Home retail chain Brookstone has filed for bankruptcy for the second time since 2014 after more than four decades of business. Barring 35 airport locations, all of its US outlets will be shut down.
For many, Brookstone's exit from the shopping scene may be as bittersweet as when The Sharper Image closed its doors in 2008, or SkyMall's demise seven years later. Its quirky assemblage of non-essentials -- 3D printing pens, Parrot AR Drones and gigantic Dance Dance Revolution remote controls -- offered customers a welcome escape from the throes of everyday life, and a chance to buy obscure gifts.
In their heyday, Brookstone's all-in-one geek boutiques were able to drive significant foot traffic. But intense competition from rivals -- often selling cheaper products with the added convenience of online purchases -- may have torpedoed any chance of a proper revival. Brookstone CFO Greg Tribou said recent technology shifts in e-commerce triggered data loss which had a "severely damaging" impact upon digital sales.
The Brookstone and Sharper Image aren't isolated cases in America's dead mall saga, either. Just this year, we've seen Toys 'R' Us and Claire's declare bankruptcy. Bloomberg denies e-commerce companies like Amazon are solely responsible for the retail retreat, pointing out younger crowds prefer experiences and services over material possessions.
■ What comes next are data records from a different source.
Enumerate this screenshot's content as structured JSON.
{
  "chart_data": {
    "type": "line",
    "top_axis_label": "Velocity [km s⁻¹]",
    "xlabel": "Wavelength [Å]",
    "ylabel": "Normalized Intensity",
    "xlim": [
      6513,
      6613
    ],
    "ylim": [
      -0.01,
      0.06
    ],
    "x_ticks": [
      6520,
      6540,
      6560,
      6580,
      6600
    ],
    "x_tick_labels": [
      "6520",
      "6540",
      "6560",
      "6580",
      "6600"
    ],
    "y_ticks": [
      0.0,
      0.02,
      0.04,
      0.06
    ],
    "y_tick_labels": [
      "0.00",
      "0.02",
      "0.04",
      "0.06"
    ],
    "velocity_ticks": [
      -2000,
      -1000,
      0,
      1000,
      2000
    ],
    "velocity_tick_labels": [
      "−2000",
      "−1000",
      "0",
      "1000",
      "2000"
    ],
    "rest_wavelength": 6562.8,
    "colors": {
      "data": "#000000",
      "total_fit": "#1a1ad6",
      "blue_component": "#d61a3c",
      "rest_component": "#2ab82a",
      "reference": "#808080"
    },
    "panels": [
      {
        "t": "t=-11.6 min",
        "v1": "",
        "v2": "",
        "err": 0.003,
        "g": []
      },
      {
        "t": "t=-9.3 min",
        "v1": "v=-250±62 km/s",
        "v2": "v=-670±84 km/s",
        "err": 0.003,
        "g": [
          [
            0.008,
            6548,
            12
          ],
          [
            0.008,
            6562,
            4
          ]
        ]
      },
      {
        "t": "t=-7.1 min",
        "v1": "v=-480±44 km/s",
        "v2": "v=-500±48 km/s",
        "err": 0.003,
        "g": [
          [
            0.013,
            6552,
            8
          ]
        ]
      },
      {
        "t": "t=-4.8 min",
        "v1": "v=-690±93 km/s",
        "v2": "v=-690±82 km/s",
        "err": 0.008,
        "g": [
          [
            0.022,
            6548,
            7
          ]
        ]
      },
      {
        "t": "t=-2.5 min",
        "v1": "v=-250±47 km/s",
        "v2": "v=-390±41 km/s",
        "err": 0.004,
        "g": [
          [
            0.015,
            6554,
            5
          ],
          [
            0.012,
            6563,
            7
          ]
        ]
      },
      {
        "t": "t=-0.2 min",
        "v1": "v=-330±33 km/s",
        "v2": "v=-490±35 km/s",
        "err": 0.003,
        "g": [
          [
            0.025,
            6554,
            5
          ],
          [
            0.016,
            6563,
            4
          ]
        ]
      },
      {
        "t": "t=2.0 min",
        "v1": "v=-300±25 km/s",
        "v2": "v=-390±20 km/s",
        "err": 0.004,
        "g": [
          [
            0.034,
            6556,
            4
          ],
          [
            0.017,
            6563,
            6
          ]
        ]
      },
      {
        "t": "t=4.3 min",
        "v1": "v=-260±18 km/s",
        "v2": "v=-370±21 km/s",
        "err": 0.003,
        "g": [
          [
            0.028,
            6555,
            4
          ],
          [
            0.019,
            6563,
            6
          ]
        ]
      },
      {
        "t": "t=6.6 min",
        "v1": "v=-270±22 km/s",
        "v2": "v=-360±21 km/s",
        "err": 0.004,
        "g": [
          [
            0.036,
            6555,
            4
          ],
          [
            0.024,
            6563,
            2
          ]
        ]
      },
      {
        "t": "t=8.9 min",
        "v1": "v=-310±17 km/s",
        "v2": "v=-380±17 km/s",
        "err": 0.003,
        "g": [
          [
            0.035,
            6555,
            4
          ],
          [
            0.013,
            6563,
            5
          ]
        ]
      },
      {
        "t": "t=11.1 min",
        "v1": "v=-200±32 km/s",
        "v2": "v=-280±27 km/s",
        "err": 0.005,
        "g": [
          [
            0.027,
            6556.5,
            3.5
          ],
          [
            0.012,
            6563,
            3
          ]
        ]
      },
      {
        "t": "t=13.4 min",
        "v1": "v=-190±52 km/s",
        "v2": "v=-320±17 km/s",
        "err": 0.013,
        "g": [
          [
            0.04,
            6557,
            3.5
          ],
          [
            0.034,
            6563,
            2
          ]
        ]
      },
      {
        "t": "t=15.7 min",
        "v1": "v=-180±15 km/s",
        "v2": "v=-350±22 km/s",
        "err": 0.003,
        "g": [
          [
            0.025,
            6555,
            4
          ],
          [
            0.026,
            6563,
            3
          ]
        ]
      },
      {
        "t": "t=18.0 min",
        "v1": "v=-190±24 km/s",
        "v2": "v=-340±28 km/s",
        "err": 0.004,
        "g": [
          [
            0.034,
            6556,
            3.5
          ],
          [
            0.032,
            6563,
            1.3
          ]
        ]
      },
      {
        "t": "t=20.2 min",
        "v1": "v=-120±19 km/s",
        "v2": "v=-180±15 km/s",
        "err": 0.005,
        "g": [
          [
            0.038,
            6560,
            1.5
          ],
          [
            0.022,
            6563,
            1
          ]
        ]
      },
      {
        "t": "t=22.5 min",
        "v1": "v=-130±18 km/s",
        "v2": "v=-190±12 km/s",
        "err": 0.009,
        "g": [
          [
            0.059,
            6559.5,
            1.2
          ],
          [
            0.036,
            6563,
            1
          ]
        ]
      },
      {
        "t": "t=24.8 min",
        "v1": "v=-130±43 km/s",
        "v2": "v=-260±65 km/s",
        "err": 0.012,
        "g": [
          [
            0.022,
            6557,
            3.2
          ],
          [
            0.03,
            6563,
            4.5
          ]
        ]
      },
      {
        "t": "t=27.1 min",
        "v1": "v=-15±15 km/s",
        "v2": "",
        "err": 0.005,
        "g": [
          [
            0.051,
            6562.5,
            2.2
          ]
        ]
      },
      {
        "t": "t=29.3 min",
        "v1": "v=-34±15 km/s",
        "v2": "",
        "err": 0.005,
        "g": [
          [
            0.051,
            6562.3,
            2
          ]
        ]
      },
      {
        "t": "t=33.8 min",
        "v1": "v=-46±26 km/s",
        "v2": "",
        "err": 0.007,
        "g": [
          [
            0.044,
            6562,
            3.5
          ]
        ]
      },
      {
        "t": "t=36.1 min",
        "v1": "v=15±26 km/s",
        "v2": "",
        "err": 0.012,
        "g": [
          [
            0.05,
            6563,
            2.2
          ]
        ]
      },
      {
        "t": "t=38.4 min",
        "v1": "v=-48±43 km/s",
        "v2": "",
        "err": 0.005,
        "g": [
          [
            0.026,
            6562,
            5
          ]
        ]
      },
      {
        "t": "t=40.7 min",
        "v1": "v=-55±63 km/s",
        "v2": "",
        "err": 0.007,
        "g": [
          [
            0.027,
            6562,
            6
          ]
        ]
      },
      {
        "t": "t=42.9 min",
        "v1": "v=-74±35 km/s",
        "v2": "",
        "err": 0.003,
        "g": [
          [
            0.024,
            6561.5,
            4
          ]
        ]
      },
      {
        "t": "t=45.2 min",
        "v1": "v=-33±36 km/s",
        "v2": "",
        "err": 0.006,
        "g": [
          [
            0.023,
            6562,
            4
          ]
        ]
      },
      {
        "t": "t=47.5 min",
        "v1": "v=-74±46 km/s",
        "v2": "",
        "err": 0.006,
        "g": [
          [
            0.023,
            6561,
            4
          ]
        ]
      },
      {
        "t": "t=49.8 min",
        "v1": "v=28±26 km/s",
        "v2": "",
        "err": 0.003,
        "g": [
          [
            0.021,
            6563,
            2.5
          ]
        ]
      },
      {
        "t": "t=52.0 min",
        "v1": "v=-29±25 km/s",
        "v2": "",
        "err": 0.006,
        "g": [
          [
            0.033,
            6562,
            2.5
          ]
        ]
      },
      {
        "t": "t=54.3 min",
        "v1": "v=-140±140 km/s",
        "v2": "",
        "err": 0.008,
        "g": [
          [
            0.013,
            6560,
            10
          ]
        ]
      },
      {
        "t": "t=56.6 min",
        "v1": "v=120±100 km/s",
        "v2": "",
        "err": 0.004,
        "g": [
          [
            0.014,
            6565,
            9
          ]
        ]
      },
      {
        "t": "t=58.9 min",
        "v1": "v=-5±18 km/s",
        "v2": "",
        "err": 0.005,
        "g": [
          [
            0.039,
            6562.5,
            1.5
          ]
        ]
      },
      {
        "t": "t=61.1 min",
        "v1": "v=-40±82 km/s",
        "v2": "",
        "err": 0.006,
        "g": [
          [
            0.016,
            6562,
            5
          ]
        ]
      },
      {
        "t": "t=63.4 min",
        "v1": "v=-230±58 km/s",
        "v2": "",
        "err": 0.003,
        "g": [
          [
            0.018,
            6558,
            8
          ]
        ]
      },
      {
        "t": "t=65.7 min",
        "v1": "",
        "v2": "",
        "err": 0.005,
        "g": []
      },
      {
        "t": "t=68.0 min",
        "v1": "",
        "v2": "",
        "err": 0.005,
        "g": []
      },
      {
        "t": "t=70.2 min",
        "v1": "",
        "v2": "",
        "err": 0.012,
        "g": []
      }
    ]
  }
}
Brookstone -- which now faces up to $500 million debt (though potentially much less) -- revealed supply chain issues and management turnover also contributed to its closure.
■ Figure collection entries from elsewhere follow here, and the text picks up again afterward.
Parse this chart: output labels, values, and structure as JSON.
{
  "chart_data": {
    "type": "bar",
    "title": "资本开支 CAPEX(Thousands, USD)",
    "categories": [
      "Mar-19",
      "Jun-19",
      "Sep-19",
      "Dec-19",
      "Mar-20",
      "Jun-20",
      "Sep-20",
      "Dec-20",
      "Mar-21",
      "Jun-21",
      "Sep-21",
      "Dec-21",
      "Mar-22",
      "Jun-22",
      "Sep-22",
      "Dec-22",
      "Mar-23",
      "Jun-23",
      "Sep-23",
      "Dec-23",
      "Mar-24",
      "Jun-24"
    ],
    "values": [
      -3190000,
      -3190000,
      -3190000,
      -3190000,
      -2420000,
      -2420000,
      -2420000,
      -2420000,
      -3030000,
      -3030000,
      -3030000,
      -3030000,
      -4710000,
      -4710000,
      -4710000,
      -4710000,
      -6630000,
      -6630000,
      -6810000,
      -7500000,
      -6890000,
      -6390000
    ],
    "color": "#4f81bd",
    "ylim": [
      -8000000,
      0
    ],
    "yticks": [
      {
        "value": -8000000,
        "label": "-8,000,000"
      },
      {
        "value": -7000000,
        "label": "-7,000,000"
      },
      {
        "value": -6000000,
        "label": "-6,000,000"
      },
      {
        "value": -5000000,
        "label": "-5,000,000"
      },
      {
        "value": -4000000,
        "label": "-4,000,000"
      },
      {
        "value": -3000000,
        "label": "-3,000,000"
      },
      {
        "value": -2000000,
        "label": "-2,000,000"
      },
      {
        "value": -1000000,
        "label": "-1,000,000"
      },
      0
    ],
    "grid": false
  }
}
Brookstone's CEO Piau Phang Foo said it was a 'difficult' decision to shut down mall stores, but is still keen to continue operations "with a smaller physical footprint". So Brookstone hasn't been completely extinguished from the retail map -- you'll just need to seek out its novelty products online from now on.
This story has been updated to better reflect the potential debt figure.